| |
| |
| |
Muziek te Brussel
V
Brussel, 27 October.
De schrik is over. En voor de geleden vrees kregen wij zelfs vergoeding, meer - althans naar de hoeveelheid - dan we verwachten dorsten en misschien wel dragen kunnen.
Misschien herinnert gij u waar het hier om gaat: ik berichtte u een maand geleden hoe ons muzikaal leven met het gevaar werd bedreigd, voor een belangrijk deel verminderd te worden. Tusschen Eugène Ysaye, den befaamden virtuoos, stichter der Ysaye-concerten, en het bestuur van het Brusselsche conservatorium was een geschil ontstaan, dat ons met rampen bedreigde. Bij aanhoudend gebrek aan een goede concertzaal had, verleden jaar reeds, de thans afgetreden minister van schoone kunsten de groote zaal van bedoeld conservatorium opengesteld ook voor particuliere concertondernemingen. Daarvan had Ysaye voor zijne concerten - die hij trouwens sedert lang niet meer zelf bestuurt, iets waar zij wel onder lijden - deze zaal aangevraagd voor het beginnend seizoen. Zij was hem echter geweigerd geworden; Léon Dubois, bestuurder van het Conservatorium, die hierin misschien zijne rechten te buiten ging, had vermoedelijk gevonden dat wij het zonder de concerten van Ysaye wel doen konden. Het lokte vanwege dezen laatste een verzet uit van belang, waar heel onze muzikale wereld in betrokken was, en dat opschudding verwekte.

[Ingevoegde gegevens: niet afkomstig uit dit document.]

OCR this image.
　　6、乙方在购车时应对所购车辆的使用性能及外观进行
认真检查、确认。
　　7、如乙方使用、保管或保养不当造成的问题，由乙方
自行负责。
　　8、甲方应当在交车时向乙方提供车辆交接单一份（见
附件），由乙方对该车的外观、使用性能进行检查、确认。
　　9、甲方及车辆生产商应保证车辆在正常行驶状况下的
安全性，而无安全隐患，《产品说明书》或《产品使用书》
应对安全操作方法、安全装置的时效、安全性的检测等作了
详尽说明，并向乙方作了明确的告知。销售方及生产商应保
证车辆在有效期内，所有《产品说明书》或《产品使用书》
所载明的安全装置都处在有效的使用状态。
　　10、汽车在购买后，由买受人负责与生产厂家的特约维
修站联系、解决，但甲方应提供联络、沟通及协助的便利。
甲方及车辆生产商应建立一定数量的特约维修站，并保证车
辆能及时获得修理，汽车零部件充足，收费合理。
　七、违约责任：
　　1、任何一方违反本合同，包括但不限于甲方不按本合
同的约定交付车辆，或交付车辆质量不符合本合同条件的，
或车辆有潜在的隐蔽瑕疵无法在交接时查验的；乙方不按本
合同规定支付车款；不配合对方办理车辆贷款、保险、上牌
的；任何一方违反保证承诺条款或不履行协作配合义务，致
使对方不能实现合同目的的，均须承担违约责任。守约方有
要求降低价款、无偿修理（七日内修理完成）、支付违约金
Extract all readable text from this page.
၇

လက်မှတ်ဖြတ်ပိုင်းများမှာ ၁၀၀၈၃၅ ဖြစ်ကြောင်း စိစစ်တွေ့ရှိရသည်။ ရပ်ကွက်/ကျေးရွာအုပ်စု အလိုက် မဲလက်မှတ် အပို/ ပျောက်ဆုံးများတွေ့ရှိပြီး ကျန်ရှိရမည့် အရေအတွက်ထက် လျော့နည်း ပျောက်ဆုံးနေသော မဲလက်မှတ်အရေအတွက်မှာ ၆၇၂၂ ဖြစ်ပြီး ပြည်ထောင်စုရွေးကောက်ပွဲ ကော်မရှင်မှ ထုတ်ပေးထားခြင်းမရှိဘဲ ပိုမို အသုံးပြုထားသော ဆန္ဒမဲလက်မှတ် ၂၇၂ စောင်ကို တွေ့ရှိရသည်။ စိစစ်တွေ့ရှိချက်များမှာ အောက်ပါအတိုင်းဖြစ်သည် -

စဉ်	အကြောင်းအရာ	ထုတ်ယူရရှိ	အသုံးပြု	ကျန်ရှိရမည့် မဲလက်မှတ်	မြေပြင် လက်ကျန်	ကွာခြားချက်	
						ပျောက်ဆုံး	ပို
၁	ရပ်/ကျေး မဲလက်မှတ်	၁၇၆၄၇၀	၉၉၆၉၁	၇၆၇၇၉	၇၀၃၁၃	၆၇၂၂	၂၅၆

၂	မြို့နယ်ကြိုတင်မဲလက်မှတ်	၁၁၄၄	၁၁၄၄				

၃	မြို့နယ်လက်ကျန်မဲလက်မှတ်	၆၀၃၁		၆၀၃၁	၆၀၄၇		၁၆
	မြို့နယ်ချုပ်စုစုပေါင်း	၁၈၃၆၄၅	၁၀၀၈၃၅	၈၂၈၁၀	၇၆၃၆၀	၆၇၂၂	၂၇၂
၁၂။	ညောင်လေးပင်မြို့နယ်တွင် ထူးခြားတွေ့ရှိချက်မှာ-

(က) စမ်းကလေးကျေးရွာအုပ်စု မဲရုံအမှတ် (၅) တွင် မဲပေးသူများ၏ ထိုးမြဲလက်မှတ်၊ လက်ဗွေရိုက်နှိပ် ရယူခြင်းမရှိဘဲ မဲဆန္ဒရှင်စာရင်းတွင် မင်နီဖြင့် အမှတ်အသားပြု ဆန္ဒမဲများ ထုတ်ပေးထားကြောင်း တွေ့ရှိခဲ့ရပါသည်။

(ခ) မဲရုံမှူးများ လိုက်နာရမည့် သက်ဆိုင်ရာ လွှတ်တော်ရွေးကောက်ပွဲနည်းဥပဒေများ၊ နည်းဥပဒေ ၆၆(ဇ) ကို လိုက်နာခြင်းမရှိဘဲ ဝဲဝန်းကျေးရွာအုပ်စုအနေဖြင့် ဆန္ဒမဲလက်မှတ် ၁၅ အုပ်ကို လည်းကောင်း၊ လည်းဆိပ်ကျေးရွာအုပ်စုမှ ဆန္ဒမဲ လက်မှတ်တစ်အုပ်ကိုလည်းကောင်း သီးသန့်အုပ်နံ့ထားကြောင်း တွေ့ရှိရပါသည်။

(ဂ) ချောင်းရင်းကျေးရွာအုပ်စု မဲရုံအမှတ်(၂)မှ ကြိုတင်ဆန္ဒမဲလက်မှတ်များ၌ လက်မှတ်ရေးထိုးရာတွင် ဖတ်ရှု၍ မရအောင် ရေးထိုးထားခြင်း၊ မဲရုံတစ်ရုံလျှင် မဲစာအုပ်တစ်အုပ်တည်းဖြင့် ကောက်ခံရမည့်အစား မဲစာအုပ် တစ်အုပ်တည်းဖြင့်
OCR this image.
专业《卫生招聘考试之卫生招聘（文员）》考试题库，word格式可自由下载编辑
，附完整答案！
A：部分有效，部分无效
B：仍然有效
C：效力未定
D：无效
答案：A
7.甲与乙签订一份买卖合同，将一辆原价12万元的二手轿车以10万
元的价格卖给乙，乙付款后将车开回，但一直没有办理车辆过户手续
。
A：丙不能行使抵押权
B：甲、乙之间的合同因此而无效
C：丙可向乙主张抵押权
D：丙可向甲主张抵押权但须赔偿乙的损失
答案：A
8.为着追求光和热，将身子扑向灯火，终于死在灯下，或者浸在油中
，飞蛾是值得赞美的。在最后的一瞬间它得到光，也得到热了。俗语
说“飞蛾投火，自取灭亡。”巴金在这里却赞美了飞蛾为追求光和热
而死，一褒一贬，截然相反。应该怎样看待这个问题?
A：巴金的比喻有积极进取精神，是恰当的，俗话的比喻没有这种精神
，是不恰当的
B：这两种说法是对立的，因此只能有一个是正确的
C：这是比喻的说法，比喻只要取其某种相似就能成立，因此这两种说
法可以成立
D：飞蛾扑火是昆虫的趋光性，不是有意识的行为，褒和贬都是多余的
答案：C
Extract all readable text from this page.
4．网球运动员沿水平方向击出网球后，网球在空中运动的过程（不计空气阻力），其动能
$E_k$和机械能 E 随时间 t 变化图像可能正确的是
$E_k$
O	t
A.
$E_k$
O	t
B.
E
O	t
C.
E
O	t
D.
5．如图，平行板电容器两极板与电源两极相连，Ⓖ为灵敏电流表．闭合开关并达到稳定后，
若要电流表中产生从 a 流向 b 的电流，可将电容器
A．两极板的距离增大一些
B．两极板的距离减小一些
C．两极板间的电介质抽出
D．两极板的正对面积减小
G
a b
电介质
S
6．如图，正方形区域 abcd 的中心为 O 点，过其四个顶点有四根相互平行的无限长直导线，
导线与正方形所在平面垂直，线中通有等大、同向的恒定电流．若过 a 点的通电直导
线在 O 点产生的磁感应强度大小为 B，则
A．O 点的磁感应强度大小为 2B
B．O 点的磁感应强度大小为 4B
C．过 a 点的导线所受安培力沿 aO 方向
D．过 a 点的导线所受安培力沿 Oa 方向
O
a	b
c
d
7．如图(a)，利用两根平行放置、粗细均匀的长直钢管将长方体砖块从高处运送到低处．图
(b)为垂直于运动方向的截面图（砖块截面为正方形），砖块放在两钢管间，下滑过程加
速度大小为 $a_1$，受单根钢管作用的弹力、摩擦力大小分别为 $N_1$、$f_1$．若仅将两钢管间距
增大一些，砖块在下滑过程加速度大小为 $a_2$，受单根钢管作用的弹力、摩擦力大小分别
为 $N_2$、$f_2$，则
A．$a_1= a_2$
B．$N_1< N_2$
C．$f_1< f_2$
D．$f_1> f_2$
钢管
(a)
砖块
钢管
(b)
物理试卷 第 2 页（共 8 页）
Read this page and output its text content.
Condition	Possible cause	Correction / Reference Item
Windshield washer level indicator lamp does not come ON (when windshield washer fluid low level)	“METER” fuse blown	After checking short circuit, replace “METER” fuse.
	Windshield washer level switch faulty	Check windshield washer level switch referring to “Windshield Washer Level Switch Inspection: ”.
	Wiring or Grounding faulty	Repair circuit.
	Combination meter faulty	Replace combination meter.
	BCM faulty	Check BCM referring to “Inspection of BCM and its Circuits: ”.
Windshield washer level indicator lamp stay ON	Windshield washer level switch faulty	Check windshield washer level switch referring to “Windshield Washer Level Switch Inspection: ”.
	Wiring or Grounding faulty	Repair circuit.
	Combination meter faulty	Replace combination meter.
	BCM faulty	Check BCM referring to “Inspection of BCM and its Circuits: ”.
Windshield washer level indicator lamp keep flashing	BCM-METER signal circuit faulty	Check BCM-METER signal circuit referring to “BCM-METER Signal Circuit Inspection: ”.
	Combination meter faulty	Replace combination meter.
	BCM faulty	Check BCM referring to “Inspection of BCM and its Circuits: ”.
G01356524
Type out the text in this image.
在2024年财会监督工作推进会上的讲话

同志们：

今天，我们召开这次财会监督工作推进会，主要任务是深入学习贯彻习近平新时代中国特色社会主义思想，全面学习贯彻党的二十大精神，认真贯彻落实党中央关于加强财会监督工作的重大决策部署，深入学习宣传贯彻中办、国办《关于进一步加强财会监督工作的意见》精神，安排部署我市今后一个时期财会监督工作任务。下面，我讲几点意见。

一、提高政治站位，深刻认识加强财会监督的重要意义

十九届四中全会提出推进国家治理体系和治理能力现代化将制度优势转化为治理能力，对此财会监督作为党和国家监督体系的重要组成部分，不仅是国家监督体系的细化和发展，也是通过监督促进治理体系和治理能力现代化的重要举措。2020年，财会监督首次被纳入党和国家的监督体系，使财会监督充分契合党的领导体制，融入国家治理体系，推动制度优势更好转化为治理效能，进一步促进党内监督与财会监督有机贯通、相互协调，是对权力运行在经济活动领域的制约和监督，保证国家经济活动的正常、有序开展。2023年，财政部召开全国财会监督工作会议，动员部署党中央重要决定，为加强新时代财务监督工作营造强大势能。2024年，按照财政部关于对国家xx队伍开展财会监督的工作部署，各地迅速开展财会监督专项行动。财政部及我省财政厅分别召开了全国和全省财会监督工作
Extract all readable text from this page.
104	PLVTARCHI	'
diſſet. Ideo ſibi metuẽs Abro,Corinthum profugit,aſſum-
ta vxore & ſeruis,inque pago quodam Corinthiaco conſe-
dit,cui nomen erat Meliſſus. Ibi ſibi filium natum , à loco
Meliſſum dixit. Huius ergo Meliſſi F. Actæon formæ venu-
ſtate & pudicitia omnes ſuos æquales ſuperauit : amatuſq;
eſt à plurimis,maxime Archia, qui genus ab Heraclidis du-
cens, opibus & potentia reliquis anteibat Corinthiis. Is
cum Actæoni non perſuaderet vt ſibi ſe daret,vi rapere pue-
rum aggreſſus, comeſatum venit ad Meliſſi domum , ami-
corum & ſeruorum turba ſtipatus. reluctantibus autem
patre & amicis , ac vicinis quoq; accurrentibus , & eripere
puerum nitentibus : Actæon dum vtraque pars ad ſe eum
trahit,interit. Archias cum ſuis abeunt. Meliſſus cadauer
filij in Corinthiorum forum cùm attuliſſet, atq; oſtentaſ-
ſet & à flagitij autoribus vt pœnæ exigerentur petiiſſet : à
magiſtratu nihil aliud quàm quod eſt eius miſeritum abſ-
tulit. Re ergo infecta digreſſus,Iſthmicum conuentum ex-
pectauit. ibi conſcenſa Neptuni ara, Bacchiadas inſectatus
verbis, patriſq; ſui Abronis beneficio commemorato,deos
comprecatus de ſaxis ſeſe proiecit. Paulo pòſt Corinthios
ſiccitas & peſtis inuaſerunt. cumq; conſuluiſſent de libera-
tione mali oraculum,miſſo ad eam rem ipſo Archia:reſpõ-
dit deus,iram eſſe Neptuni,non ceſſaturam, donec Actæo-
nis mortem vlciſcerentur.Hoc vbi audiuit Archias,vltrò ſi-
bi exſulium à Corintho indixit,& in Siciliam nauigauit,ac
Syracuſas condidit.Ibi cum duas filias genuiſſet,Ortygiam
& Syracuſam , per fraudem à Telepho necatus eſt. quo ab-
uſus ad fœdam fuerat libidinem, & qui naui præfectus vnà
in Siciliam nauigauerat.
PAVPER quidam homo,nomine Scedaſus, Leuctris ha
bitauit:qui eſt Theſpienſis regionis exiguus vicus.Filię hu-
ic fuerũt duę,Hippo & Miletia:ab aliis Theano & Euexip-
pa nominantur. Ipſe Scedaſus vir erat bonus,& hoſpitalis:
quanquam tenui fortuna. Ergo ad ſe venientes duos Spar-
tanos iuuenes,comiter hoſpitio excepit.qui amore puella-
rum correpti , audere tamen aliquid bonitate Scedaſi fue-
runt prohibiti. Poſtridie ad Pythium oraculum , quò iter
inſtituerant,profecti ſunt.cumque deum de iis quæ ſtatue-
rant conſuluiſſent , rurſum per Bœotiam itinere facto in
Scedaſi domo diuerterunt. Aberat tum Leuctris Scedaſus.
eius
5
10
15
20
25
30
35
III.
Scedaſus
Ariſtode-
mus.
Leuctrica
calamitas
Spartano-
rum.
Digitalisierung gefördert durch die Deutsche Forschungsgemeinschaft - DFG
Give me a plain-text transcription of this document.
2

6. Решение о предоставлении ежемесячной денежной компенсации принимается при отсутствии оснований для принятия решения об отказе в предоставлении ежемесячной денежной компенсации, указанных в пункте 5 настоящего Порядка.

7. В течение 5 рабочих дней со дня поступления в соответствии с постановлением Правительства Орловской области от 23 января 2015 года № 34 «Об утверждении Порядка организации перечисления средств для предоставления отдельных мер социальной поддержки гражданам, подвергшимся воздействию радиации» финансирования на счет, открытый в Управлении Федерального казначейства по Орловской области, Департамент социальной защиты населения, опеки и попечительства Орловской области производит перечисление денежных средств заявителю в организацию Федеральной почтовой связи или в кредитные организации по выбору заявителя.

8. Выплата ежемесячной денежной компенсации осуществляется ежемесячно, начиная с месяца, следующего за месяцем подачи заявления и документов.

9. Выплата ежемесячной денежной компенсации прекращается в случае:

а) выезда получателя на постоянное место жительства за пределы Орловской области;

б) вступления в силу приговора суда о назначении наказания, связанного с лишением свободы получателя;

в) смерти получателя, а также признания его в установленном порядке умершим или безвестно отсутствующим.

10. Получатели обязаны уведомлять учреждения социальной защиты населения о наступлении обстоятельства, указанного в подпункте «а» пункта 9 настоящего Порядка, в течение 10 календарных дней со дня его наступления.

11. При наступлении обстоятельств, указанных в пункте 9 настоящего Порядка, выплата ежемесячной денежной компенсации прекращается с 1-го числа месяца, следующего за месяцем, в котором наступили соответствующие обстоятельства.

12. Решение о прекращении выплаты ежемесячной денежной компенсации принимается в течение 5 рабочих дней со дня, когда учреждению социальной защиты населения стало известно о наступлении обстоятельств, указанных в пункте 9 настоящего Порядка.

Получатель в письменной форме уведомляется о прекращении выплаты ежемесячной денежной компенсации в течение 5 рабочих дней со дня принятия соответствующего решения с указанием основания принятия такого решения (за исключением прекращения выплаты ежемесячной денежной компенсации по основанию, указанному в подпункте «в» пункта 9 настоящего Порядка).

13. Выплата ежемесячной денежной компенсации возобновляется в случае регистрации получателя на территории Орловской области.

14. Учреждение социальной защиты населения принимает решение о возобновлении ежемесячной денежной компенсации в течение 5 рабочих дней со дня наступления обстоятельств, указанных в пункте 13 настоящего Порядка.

Opschudding die zich begrijpen laat: Ysaye-concerten zijn ten onzent, ten rechte of ten onrechte, zeer populair. Naar de uitvoering staan zij beneden de concerten
| |
| |
van het Conservatorium. Het Conservatorium voert echter slechts muziek van doode meesters uit, terwijl het een kenmerk is - of was - van de Ysaye-concerten, frisch en levendig te zijn. Zij boden trouwens, meer dan elke andere onderneming, het bij het gewone publiek steeds zeer gewilde lokaas van talrijke solisten, virtuozen van keel of instrument. En verder wisselen er - al spreken wij ook hier weer beter in den verleden tijd - de dirigenten nogal dikwijls af. Verleden jaar moesten wij het doen met éen enkelen: de Vlaamsche Amerikaan Frank van der Stucken, oud-leerling van Peter Benoit, en ook dit jaar zullen wij het uitsluitend met dezen temperamentvollen, maar wat wilden kapelmeester moeten voor lief nemen. Vroeger echter traden in éen jaar steeds vogels van diverse pluimage - als ik het aldus zeggen mag - stokzwaaiend op, en dit was voor het publiek geen kleine aantrekkelijkheid.
En nu worden wij bedreigd door den boozen heer Ysaye: geen Conservatoriumzaal, geen concerten! Wat achter heel de geschiedenis zat, vermochten wij alleen te gissen; waarom Ysaye het met vroegere zalen, die jaren en jaren gediend hadden, niet meer doen kon, zou blijven een geheim. Het publiek wist maar één ding: de concerten, verleden jaar nog, toen al de symphonieën van Beethoven nog eens werden opgehaald, de grootste gebeurtenissen van het muzikale seizoen, dreigden ons te ontvallen. - Gelukkig kwam minister Destrée tusschenbeide. Ysaye kreeg zijn zin, en was daarmede zoo in zijn schik, dat de concerten ons weer werden toegezegd met meer luister dan ooit, en dat de maëstro zelfs een prijs uitloofde voor een orkestwerk.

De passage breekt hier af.